While the film interviews numerous beekeepers, it concentrates mostly on veteran beekeeper, David Mendes, and Lance and Victor Seppi, two young broth­ers starting out as beekeepers in tough economic times. As Mendes campaigns on behalf of all beekeepers, the Seppi’s try to keep their own business afloat.

The Seppi family is very much the emotional epicentre of this film. The observational footage of the family’s struggles is enthralling and one of the strongest aspects of the documentary. The story of their collapsing business, affected both by the struggles of the bees and the world economy allows the filmmakers to subtly get across the message that perhaps we have more in common with bees than we realise.

“When we met the Seppis they had seven children, they’re a home-school family and they’re actually really natural environmentalists - they live in the middle of the country, they grow their own food and they eat an almost entirely raw vegan diet. We started to think that they were a colony in their own right. We went with the thought that they were a colony, the United States was a colony and that the bees were a colony and we then looked at ways of interweaving these stories.”
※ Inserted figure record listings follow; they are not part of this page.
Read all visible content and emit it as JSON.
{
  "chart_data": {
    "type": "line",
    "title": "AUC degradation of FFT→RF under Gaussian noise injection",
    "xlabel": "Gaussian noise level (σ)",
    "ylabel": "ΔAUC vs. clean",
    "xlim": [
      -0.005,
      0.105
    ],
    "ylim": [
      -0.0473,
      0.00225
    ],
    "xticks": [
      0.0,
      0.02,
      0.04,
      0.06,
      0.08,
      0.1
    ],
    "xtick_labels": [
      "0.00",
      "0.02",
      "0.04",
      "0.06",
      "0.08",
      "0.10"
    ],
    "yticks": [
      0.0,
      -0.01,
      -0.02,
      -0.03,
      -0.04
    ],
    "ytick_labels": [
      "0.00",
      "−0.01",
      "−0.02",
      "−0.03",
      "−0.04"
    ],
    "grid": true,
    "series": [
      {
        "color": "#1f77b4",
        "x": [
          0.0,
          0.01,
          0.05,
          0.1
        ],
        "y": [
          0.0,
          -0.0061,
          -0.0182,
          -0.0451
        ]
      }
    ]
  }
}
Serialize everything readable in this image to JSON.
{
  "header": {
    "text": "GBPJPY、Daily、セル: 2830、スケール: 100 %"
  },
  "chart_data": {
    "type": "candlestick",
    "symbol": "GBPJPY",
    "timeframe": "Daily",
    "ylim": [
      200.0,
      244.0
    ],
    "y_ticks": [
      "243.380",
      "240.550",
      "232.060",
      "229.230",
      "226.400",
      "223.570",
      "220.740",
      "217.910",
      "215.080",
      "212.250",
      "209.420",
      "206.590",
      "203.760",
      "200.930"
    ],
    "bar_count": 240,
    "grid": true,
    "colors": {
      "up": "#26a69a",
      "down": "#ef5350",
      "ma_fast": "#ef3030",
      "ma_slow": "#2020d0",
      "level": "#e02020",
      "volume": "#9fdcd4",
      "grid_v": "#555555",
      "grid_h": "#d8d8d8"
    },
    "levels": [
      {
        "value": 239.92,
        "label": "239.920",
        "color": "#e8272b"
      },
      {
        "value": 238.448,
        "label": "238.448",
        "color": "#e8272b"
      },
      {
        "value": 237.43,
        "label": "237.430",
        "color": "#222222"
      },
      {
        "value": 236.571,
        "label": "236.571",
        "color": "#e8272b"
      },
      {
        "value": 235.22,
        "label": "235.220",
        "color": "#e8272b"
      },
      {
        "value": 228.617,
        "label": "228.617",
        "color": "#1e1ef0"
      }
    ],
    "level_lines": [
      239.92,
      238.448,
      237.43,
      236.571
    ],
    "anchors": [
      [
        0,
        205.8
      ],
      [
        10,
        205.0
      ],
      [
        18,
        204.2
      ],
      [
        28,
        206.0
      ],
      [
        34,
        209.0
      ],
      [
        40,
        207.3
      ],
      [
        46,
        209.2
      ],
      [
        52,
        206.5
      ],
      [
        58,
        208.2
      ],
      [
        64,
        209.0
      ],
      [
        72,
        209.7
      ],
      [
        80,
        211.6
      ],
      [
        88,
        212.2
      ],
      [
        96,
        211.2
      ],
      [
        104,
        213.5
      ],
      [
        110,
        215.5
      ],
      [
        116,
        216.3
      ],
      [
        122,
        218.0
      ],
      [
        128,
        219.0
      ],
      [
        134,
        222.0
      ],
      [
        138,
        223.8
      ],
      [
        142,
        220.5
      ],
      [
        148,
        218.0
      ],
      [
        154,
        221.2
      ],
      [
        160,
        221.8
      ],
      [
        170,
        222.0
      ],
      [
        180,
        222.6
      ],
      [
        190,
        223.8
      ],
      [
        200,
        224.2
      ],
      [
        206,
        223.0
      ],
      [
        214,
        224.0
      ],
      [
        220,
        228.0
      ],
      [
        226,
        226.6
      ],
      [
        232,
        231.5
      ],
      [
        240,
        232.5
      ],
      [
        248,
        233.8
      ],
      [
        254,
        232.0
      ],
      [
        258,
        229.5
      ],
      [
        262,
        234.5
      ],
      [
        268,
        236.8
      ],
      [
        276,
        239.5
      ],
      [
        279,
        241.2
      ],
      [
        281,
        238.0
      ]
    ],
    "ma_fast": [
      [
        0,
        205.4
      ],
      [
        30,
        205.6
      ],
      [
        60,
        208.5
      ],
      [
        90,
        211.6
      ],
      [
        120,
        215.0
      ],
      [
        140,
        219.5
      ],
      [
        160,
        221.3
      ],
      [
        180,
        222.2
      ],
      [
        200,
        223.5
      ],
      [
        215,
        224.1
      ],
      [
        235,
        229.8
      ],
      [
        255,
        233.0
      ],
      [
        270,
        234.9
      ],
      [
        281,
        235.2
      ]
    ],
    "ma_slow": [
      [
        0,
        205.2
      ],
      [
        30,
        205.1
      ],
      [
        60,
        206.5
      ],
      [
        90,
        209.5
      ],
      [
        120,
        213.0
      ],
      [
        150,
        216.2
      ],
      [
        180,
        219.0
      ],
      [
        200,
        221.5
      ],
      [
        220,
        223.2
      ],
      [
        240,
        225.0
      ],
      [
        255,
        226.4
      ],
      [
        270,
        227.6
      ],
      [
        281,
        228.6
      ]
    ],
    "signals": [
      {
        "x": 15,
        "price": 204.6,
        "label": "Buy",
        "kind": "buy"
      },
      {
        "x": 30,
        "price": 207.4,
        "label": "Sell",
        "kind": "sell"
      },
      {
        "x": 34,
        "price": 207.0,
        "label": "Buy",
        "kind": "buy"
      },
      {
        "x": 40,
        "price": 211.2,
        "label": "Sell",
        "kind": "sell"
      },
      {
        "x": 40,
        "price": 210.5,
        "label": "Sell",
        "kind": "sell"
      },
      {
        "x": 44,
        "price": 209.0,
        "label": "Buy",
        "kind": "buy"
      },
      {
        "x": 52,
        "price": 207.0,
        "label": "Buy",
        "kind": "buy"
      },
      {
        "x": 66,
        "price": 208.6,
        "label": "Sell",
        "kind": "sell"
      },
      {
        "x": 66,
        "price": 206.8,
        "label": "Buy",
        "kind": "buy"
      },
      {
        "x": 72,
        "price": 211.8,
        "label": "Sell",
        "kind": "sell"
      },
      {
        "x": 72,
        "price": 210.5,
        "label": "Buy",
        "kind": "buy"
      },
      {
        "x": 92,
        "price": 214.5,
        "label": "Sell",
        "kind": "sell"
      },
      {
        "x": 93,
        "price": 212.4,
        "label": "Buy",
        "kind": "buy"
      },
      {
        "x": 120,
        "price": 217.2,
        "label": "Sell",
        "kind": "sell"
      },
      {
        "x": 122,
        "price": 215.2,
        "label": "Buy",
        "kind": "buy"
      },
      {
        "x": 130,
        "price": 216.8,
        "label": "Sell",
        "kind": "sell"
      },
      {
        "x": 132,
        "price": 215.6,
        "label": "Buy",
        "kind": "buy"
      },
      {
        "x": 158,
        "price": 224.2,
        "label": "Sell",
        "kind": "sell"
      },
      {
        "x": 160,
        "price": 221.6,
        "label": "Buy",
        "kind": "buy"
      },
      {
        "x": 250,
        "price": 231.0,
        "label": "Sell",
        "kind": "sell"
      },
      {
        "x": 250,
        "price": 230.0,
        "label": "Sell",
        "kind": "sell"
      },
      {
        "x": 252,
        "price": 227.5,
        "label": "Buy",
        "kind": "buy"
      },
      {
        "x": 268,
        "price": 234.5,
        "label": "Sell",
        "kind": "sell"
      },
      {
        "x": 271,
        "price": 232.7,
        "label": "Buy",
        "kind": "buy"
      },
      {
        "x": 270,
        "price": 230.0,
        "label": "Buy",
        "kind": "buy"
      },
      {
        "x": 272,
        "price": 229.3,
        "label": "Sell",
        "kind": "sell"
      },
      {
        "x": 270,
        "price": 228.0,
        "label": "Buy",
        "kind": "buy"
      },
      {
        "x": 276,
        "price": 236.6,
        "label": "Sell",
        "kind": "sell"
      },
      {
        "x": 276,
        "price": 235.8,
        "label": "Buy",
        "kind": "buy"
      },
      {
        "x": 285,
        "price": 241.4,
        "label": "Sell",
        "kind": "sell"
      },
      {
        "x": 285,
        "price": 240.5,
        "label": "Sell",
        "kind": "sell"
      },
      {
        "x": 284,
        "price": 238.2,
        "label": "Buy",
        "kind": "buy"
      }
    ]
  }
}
One of the strengths of the film is its openness to all sides of the story. While CCD could have catastrophic effects on nature and society, nobody is fully sure what has caused the problem. Rather than standing back and pointing the finger at pesticide manufacturers, the filmmakers patiently pursued access to the corporation and let them put forward their side of the story. It turns out they might not be to blame.

Perhaps we are all to blame. One is left with the feeling that bees are more important than we realise, that our cavalier attitude towards them might lead to their demise and that our tendency to undervalue their importance might lead to a reduction in the beekeepers that look after them.

Colony is a tribute to what can be done with time, talent and a little money. Gunn and McDonnell spent the guts of two years immersed in the project, with McDonnell on camera and Gunn taking care of the edit. The film is stunningly shot and the two-man team clearly made the effort to develop the relationships and access necessary to tell the story well.

“If I can draw a parallel with feature filmmaking, what we wanted was to see the change come from within our characters. We were very lucky that we were given the time and the support to be able to see the change over time in our subjects and in the story. We were fortunate that the Irish Film Board and our producers at Fastnet Films gave us the support to do that. They never said, ‘where are you going with this.’ They were with us the whole way along.”

They all should be proud of this clever, powerful film.